A la question du président de la Cour de savoir s’ils reconnaissaient les faits, ils répondront tous par non. Selon les accusés, les éléments de la douane qui ont procédé à leur arrestation n’ont fait qu’inventer cette histoire. La preuve est qu’aucune drogue n’a été retrouvée sur eux. Ismaël Barry dira au président que le passage l’arrêt de renvoi qui dit que lui et Youssouf Fofana auraient dénoncé les autres comme étant leurs complices n’est qu’une invention des douaniers. Pour preuve, il demandera au président: "Comment les douaniers ont-ils pu arrêter les autres sans se faire accompagner par ceux qui les avaient dénoncés? Comment est-ce qu’ils ont pu avoir leur adresse et leur signalement?" Ils diront tous à la barre avoir été torturés par les douaniers.
Quant aux deux douaniers chargés de l’affaire, ils affirmeront être arrivés aux environs de 21 heures au moment où le groupe constitué de Youssouf Fofana, Ismaël Barry, Fousseyni Fofana, Mariam Camara, Harouna Magassy, Karounga Paul Soumano, Modibo Traoré s’apprêtait à faire embarquer à bord du vol 30 Kg de cocaïne dissimulés dans deux sacs à main. Le président, trouvant cette déclaration contraire à ce qui s’est passé, demandera aux douaniers pourquoi, alors, la drogue n’a pas été trouvée. Les douaniers iront alors du coq à l’âne, provoquant un tollé général dans la salle. Ils supposeront que la nommée Mariam Camara, qui n’a pas été retrouvée, se serait sans enfuie avec la drogue…

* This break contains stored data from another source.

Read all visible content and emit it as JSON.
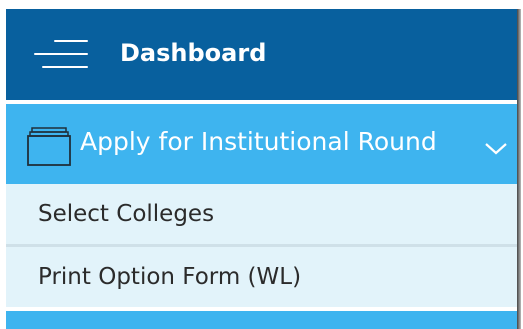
{
  "header": {
    "menu_icon": "hamburger-icon",
    "title": "Dashboard"
  },
  "menu": {
    "parent": {
      "icon": "folder-icon",
      "label": "Apply for Institutional Round",
      "expand_icon": "chevron-down-icon"
    },
    "items": [
      {
        "label": "Select Colleges"
      },
      {
        "label": "Print Option Form (WL)"
      }
    ]
  },
  "colors": {
    "header_bg": "#08609e",
    "active_bg": "#3eb4ef",
    "submenu_bg": "#e2f3fa",
    "text_dark": "#2b2b2b",
    "text_light": "#ffffff"
  }
}
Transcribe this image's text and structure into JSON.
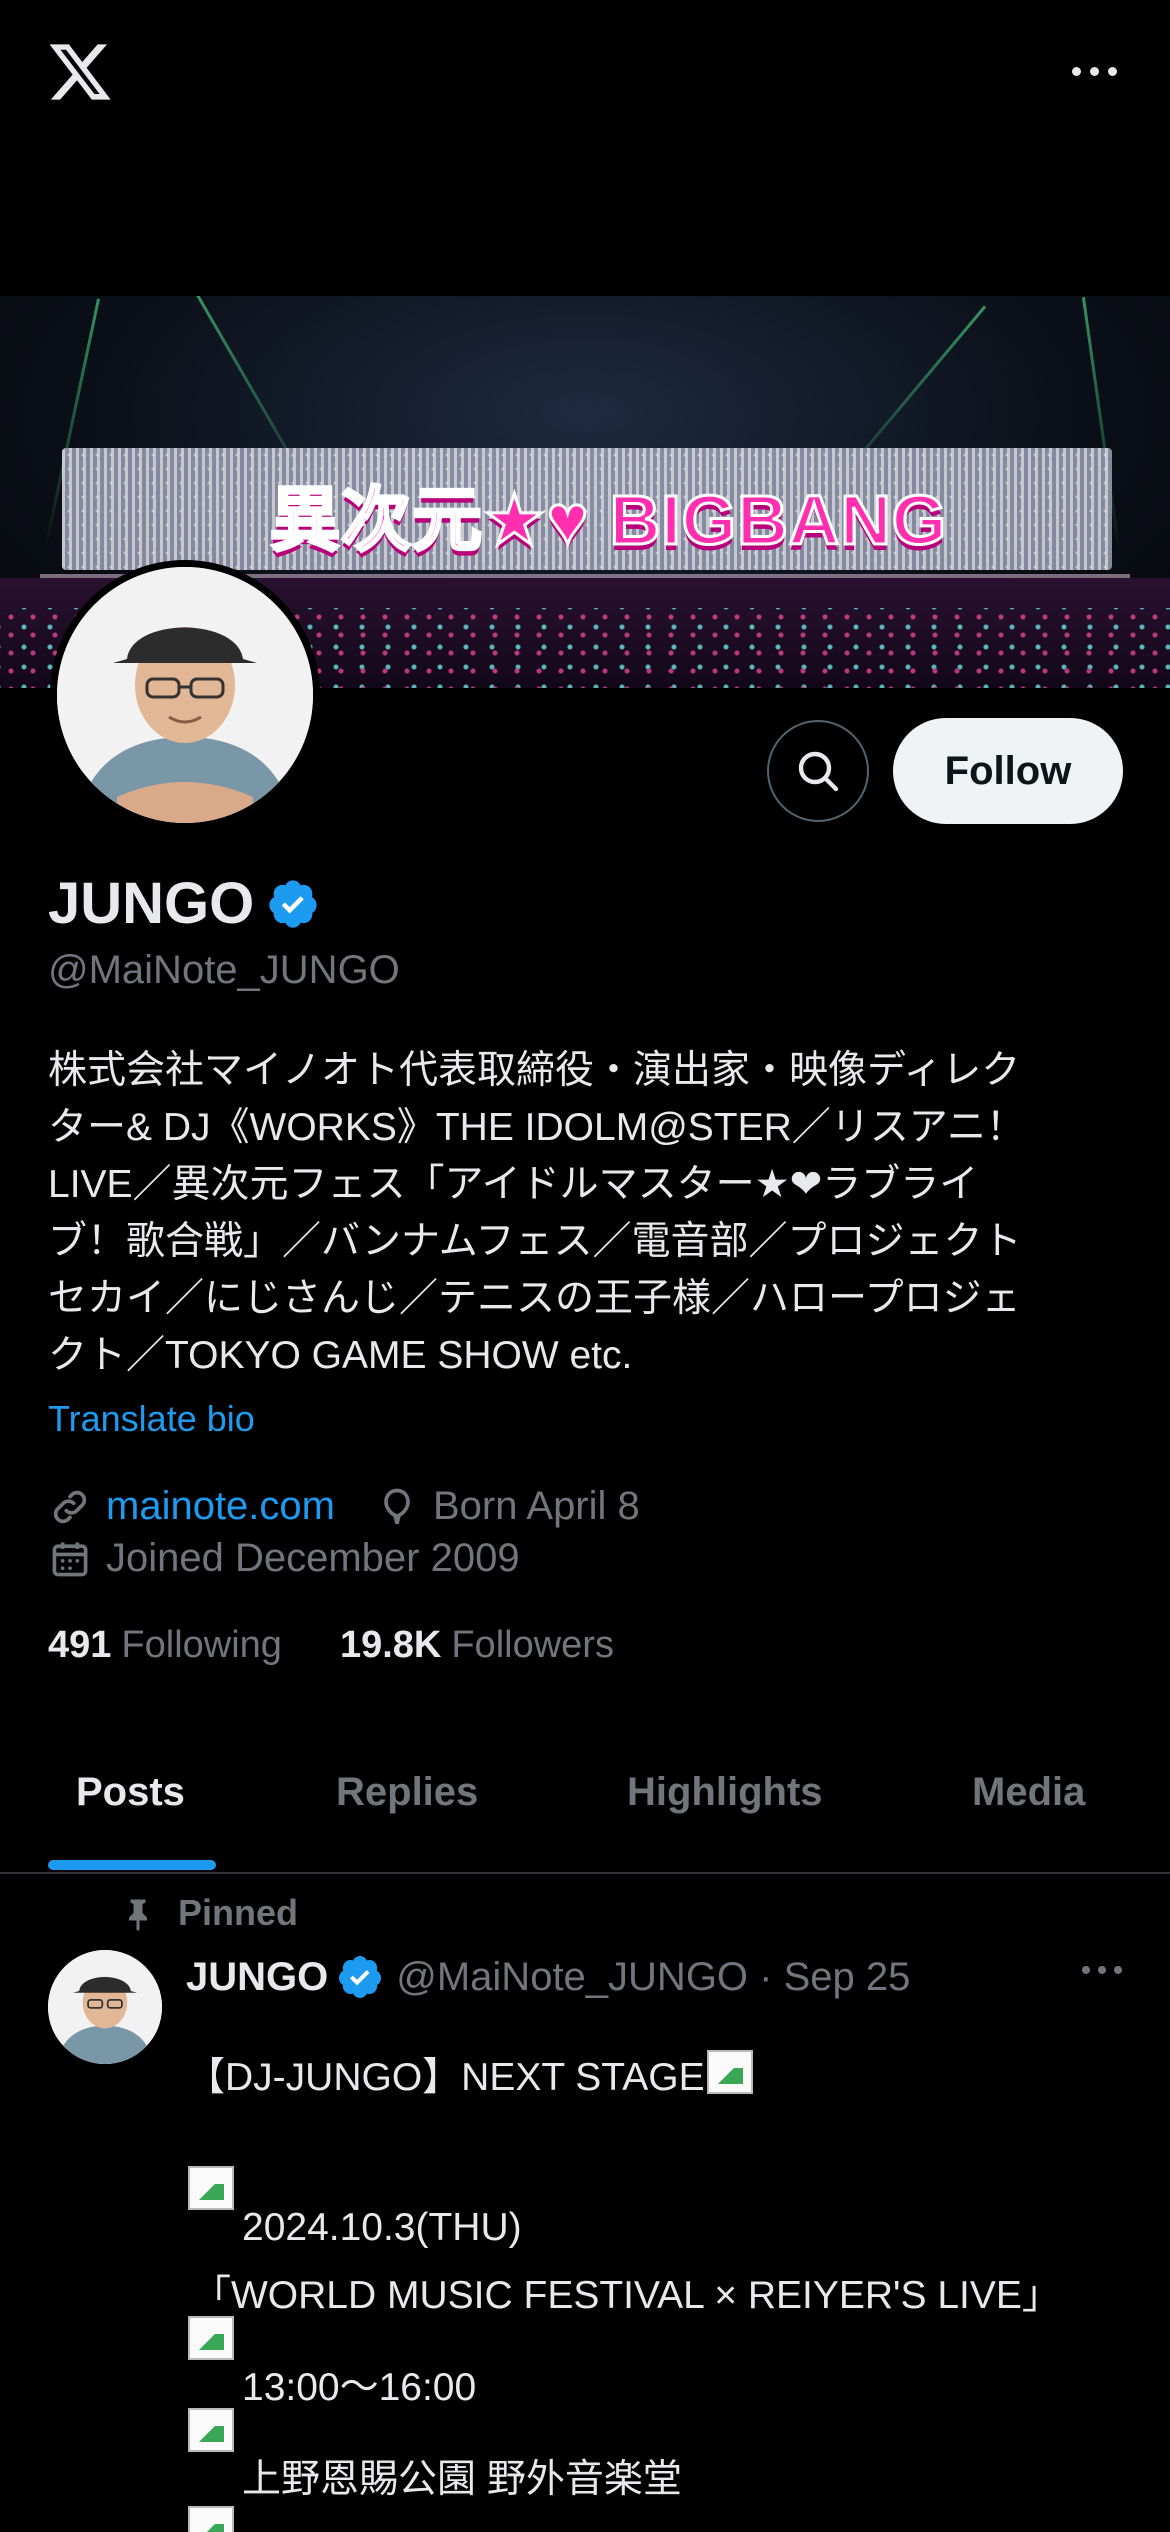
{
  "topbar": {
    "logo_icon": "x-logo-icon",
    "more_icon": "more-horizontal-icon"
  },
  "banner": {
    "title": "異次元★♥ BIGBANG"
  },
  "profile": {
    "display_name": "JUNGO",
    "verified": true,
    "handle": "@MaiNote_JUNGO",
    "follow_label": "Follow",
    "bio": "株式会社マイノオト代表取締役・演出家・映像ディレク\nター& DJ《WORKS》THE IDOLM@STER／リスアニ！\nLIVE／異次元フェス「アイドルマスター★❤ラブライ\nブ！歌合戦」／バンナムフェス／電音部／プロジェクト\nセカイ／にじさんじ／テニスの王子様／ハロープロジェ\nクト／TOKYO GAME SHOW etc.",
    "translate_label": "Translate bio",
    "website": "mainote.com",
    "birthday": "Born April 8",
    "joined": "Joined December 2009",
    "following_count": "491",
    "following_label": "Following",
    "followers_count": "19.8K",
    "followers_label": "Followers"
  },
  "tabs": [
    "Posts",
    "Replies",
    "Highlights",
    "Media"
  ],
  "active_tab": "Posts",
  "post": {
    "pinned_label": "Pinned",
    "author": "JUNGO",
    "handle_date": "@MaiNote_JUNGO · Sep 25",
    "lines": [
      "【DJ-JUNGO】NEXT STAGE",
      "2024.10.3(THU)",
      "「WORLD MUSIC FESTIVAL × REIYER'S LIVE」",
      "13:00〜16:00",
      "上野恩賜公園 野外音楽堂"
    ]
  },
  "colors": {
    "accent": "#1d9bf0",
    "muted": "#71767b",
    "text": "#e7e9ea",
    "background": "#000000"
  }
}
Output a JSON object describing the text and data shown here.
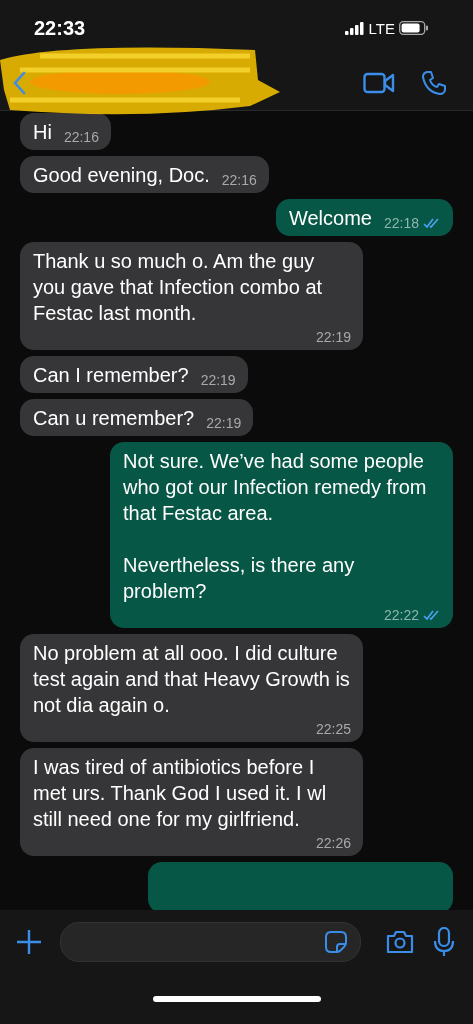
{
  "status_bar": {
    "time": "22:33",
    "network": "LTE"
  },
  "messages": [
    {
      "kind": "incoming",
      "text": "Hi",
      "time": "22:16"
    },
    {
      "kind": "incoming",
      "text": "Good evening, Doc.",
      "time": "22:16"
    },
    {
      "kind": "outgoing",
      "text": "Welcome",
      "time": "22:18",
      "read": true
    },
    {
      "kind": "incoming",
      "text": "Thank u so much o. Am the guy you gave that Infection combo at Festac last month.",
      "time": "22:19"
    },
    {
      "kind": "incoming",
      "text": "Can I remember?",
      "time": "22:19"
    },
    {
      "kind": "incoming",
      "text": "Can u remember?",
      "time": "22:19"
    },
    {
      "kind": "outgoing",
      "text": "Not sure. We’ve had some people who got our Infection remedy from that Festac area.\n\nNevertheless, is there any problem?",
      "time": "22:22",
      "read": true
    },
    {
      "kind": "incoming",
      "text": "No problem at all ooo. I did culture test again and that Heavy Growth is not dia again o.",
      "time": "22:25"
    },
    {
      "kind": "incoming",
      "text": "I was tired of antibiotics before I met urs. Thank God I used it. I wl still need one for my girlfriend.",
      "time": "22:26"
    }
  ]
}
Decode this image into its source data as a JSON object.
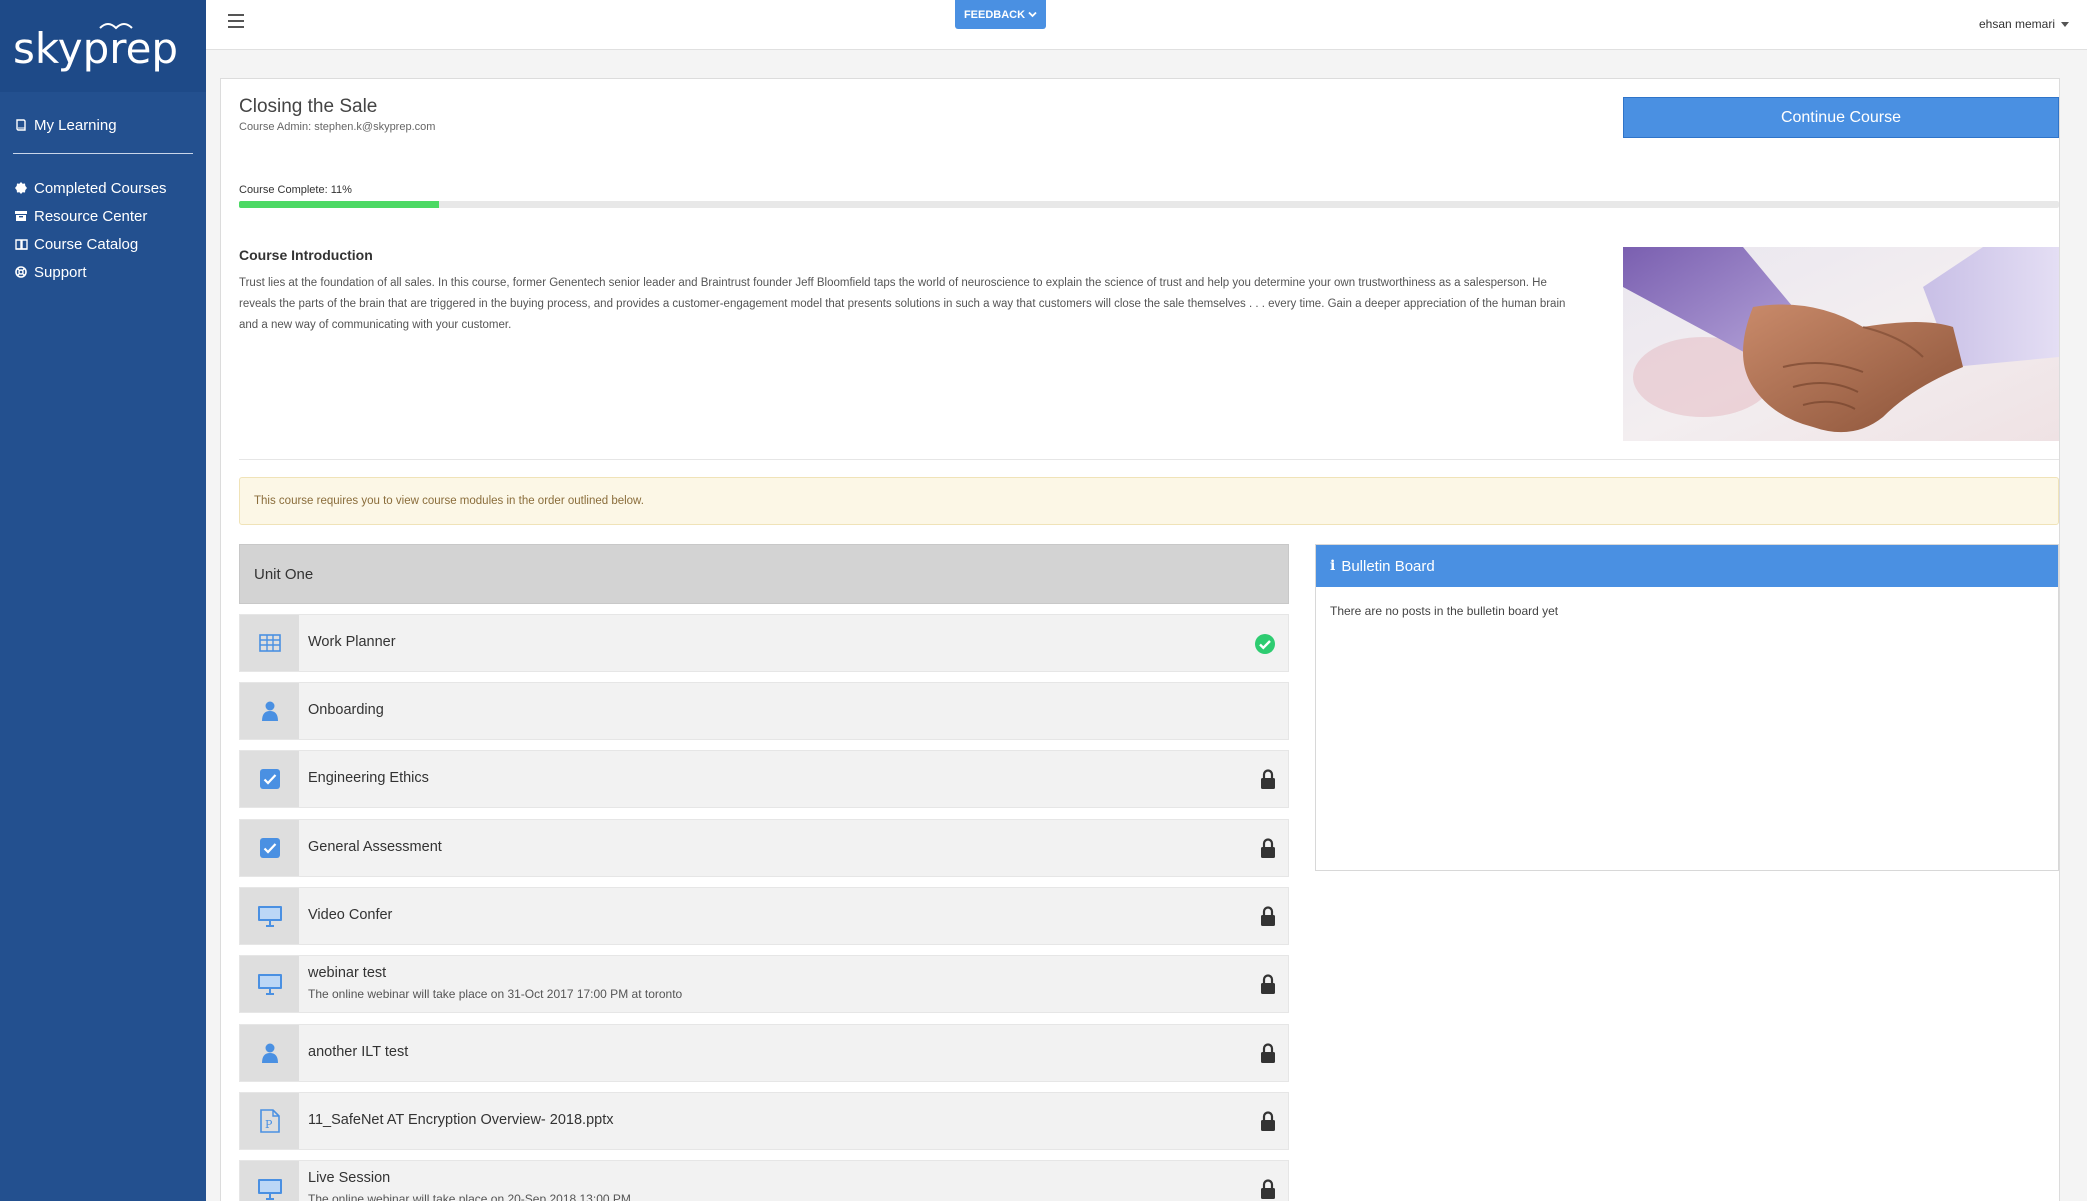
{
  "brand": {
    "logo_text": "skyprep"
  },
  "sidebar": {
    "items": [
      {
        "label": "My Learning",
        "icon": "book-icon"
      },
      {
        "label": "Completed Courses",
        "icon": "badge-icon"
      },
      {
        "label": "Resource Center",
        "icon": "archive-icon"
      },
      {
        "label": "Course Catalog",
        "icon": "catalog-icon"
      },
      {
        "label": "Support",
        "icon": "lifebuoy-icon"
      }
    ]
  },
  "topbar": {
    "feedback_label": "FEEDBACK",
    "user_name": "ehsan memari"
  },
  "course": {
    "title": "Closing the Sale",
    "admin": "Course Admin: stephen.k@skyprep.com",
    "continue_label": "Continue Course",
    "progress_label": "Course Complete: 11%",
    "progress_percent": 11,
    "intro_title": "Course Introduction",
    "intro_text": "Trust lies at the foundation of all sales. In this course, former Genentech senior leader and Braintrust founder Jeff Bloomfield taps the world of neuroscience to explain the science of trust and help you determine your own trustworthiness as a salesperson. He reveals the parts of the brain that are triggered in the buying process, and provides a customer-engagement model that presents solutions in such a way that customers will close the sale themselves . . . every time. Gain a deeper appreciation of the human brain and a new way of communicating with your customer.",
    "notice": "This course requires you to view course modules in the order outlined below."
  },
  "unit": {
    "title": "Unit One"
  },
  "modules": [
    {
      "title": "Work Planner",
      "subtitle": "",
      "icon": "table-icon",
      "status": "completed"
    },
    {
      "title": "Onboarding",
      "subtitle": "",
      "icon": "person-icon",
      "status": "open"
    },
    {
      "title": "Engineering Ethics",
      "subtitle": "",
      "icon": "checkbox-icon",
      "status": "locked"
    },
    {
      "title": "General Assessment",
      "subtitle": "",
      "icon": "checkbox-icon",
      "status": "locked"
    },
    {
      "title": "Video Confer",
      "subtitle": "",
      "icon": "monitor-icon",
      "status": "locked"
    },
    {
      "title": "webinar test",
      "subtitle": "The online webinar will take place on 31-Oct 2017 17:00 PM at toronto",
      "icon": "monitor-icon",
      "status": "locked"
    },
    {
      "title": "another ILT test",
      "subtitle": "",
      "icon": "person-icon",
      "status": "locked"
    },
    {
      "title": "11_SafeNet AT Encryption Overview- 2018.pptx",
      "subtitle": "",
      "icon": "powerpoint-file-icon",
      "status": "locked"
    },
    {
      "title": "Live Session",
      "subtitle": "The online webinar will take place on 20-Sep 2018 13:00 PM",
      "icon": "monitor-icon",
      "status": "locked"
    }
  ],
  "bulletin": {
    "title": "Bulletin Board",
    "empty_text": "There are no posts in the bulletin board yet"
  },
  "colors": {
    "sidebar": "#23508f",
    "accent": "#4a90e2",
    "progress": "#4cd964",
    "success": "#2ecc71",
    "notice_bg": "#fcf7e6"
  }
}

Quant aux avocats des accusés, au nombre de six, ils feront savoir que cette affaire ne devait même pas être jugée. Pour la simple raison que les accusés n’ont pas été retrouvés en possession de la drogue sensée être expédiée au Sénégal. Aucune preuve n’a été montrée à la Cour prouvant le chef d’accusation de trafic de drogue. Un des avocats défenseurs a même traité les douaniers d’incompétents, d’où leur échec lamentable dans cette affaire. Ces propos vont provoquer la colère des douaniers qui ont menacé d’appeler du renfort pour régler le compte de l’avocat.
Après les débats, les accusés seront déclarés non coupables par la Cour. Il sera aussi ordonné aux services des douanes de restituer aux accusés le véhicule saisi, la somme de 5000 dollars et d’un million de franc CFCA pris sur eux au moment de leur arrestation.